In seiner Stellungnahme verneint die Bundesrechtsanwaltskammer nun diese Frage und unterstützt somit die Argumente des Erben. Nach Ansicht der Kammer verletzte die Entscheidung des BFH das Recht des Klägers auf einen wirksamen Rechtsschutz. Daher sollte die Revision zugelassen werden, und der BFH muss sich erneut mit der Frage der Verfassungsmäßigkeit der reformierten Besteuerungsregeln befassen.
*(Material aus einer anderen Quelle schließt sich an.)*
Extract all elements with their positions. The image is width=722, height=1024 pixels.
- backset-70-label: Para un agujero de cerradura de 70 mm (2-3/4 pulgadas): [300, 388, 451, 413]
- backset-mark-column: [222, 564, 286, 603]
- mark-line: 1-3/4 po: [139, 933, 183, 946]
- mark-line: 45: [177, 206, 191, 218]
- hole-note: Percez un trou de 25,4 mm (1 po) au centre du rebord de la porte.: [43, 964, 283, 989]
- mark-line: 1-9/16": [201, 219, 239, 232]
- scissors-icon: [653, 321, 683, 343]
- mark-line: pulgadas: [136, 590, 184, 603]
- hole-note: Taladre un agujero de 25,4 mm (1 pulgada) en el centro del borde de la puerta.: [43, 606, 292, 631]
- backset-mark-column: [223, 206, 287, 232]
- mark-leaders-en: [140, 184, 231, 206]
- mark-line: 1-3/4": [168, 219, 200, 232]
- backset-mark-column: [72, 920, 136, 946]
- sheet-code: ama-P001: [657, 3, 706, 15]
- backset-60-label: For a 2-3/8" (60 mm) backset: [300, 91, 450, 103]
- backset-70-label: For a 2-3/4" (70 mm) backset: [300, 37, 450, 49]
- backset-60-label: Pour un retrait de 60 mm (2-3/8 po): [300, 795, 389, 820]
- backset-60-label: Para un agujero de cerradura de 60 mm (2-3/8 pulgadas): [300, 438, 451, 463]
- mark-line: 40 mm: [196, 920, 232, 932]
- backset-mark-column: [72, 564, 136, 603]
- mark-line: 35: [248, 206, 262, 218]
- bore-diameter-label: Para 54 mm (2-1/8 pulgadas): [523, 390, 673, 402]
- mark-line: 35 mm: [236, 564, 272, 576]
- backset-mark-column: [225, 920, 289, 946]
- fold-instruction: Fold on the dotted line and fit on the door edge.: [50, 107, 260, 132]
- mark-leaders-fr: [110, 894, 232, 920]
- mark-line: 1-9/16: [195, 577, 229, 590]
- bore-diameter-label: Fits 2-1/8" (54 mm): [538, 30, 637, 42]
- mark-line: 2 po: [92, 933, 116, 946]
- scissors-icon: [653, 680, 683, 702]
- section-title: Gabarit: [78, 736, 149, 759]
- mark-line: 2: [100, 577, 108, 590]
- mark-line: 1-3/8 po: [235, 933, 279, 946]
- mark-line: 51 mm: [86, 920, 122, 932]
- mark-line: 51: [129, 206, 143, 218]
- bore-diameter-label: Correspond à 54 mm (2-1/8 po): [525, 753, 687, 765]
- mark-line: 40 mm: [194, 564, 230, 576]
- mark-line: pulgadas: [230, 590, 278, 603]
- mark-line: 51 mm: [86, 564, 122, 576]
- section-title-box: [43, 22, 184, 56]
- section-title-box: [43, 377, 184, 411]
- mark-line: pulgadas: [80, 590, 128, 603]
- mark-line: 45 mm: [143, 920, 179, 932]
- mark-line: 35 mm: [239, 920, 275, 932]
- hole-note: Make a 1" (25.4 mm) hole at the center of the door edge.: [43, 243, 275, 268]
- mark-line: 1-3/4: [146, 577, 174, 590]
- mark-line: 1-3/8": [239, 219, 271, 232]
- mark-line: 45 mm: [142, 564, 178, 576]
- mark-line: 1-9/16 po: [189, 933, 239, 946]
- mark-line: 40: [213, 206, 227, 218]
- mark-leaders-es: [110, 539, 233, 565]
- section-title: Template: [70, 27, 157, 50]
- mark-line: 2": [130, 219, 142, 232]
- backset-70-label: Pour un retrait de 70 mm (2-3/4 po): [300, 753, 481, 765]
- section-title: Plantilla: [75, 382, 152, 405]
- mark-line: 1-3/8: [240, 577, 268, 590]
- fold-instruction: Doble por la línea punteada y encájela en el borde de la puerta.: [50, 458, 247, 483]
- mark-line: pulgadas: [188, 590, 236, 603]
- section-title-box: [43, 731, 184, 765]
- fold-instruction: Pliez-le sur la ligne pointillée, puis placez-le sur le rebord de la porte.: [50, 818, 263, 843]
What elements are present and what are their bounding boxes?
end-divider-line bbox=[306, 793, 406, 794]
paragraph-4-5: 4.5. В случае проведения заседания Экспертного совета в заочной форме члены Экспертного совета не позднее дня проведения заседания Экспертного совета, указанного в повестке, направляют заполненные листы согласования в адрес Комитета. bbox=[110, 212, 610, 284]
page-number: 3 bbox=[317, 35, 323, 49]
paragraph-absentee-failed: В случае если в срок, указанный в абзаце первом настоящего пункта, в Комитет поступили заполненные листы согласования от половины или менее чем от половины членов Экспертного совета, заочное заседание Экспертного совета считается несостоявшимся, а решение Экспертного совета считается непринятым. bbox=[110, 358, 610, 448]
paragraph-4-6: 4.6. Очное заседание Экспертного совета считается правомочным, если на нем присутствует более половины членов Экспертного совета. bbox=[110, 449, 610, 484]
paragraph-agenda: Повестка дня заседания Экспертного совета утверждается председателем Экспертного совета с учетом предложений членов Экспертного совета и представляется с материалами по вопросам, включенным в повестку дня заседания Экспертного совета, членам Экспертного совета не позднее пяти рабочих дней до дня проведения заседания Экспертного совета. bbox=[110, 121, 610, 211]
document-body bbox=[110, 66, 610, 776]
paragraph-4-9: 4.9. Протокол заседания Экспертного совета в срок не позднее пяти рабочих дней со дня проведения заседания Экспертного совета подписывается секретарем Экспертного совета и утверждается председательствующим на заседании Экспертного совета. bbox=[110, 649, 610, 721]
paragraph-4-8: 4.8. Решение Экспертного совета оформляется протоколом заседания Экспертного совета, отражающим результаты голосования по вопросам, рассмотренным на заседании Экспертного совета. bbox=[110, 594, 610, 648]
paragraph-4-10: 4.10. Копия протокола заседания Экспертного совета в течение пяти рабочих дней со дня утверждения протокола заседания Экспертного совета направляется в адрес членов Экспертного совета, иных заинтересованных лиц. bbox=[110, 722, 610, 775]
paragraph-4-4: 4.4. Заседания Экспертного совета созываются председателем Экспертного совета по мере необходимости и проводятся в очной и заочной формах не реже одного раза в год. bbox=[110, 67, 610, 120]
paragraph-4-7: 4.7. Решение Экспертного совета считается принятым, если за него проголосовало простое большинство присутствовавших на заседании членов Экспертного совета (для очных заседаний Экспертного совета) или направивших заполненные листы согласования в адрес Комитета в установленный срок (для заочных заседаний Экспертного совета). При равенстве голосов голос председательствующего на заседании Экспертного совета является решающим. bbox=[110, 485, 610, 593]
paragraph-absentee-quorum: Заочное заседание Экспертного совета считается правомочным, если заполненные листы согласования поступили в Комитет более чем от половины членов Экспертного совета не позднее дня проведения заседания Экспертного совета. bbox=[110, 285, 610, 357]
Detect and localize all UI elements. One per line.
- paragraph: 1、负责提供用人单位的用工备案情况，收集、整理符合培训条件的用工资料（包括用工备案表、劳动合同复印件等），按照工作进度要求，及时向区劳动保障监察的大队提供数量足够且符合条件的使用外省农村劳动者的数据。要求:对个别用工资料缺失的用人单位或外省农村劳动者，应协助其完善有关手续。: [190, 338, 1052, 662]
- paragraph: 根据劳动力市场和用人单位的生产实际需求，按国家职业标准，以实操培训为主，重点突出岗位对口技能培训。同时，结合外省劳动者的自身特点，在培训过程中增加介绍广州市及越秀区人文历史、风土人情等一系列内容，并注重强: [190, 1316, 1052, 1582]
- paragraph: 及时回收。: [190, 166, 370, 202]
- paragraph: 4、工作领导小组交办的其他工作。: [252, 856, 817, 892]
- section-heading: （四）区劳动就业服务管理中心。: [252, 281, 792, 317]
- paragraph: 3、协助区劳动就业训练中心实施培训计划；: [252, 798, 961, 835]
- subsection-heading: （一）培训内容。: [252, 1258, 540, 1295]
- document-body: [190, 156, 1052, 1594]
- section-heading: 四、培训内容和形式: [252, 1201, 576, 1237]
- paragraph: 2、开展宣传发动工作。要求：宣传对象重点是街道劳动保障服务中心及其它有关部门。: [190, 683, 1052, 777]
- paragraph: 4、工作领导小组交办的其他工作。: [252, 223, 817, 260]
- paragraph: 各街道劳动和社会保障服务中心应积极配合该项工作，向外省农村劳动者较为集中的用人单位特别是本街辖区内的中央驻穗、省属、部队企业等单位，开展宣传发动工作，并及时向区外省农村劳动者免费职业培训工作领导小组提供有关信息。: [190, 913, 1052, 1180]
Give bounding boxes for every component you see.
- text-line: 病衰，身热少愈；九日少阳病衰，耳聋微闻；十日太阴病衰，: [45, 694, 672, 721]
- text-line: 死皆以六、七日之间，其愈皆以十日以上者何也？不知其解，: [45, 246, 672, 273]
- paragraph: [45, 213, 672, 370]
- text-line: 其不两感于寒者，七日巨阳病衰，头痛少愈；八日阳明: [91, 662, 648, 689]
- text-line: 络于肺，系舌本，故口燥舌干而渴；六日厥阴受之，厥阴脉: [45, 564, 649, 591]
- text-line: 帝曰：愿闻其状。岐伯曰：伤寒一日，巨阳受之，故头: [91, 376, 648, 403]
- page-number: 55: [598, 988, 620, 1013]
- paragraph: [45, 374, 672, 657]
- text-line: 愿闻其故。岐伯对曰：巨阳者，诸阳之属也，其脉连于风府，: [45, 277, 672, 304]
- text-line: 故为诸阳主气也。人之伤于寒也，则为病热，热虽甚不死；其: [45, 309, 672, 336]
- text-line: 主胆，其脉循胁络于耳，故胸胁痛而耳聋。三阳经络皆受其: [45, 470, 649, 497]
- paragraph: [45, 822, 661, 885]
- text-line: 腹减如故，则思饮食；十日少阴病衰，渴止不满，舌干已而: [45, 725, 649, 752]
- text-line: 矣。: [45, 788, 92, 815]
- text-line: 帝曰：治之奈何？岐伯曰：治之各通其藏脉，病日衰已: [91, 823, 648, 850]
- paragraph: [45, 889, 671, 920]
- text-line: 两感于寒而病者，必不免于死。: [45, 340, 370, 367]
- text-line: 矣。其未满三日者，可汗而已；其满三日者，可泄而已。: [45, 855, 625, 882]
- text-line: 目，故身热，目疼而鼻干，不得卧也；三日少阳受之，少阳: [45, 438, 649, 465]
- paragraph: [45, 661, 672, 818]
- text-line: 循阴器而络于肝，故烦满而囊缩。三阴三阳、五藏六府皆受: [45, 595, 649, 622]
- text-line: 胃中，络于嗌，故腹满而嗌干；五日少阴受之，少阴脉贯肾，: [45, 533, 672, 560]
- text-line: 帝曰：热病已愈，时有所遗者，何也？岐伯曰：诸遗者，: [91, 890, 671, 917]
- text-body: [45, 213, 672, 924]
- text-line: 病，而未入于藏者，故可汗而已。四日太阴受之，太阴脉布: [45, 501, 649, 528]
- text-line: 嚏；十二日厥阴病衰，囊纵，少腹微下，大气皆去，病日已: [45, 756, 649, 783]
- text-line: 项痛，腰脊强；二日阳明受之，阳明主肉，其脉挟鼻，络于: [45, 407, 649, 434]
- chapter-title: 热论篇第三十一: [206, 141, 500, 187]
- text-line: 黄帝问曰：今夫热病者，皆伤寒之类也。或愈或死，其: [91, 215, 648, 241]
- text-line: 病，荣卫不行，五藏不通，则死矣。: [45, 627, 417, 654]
Fazit Die Stellungnahme der Bundesrechtsanwaltskammer gibt Anlass zur Hoffnung. Sollte das BVerfG positiv für den Erben entscheiden, müsste der BFH sich erneut intensiv mit der aufgeworfenen Frage der Verfassungswidrigkeit auseinandersetzen. Bis zur Klärung dieser Fragen können Erbschafts- und Schenkungssteuerbescheide durch Einlegung eines Einspruchs offen gehalten werden.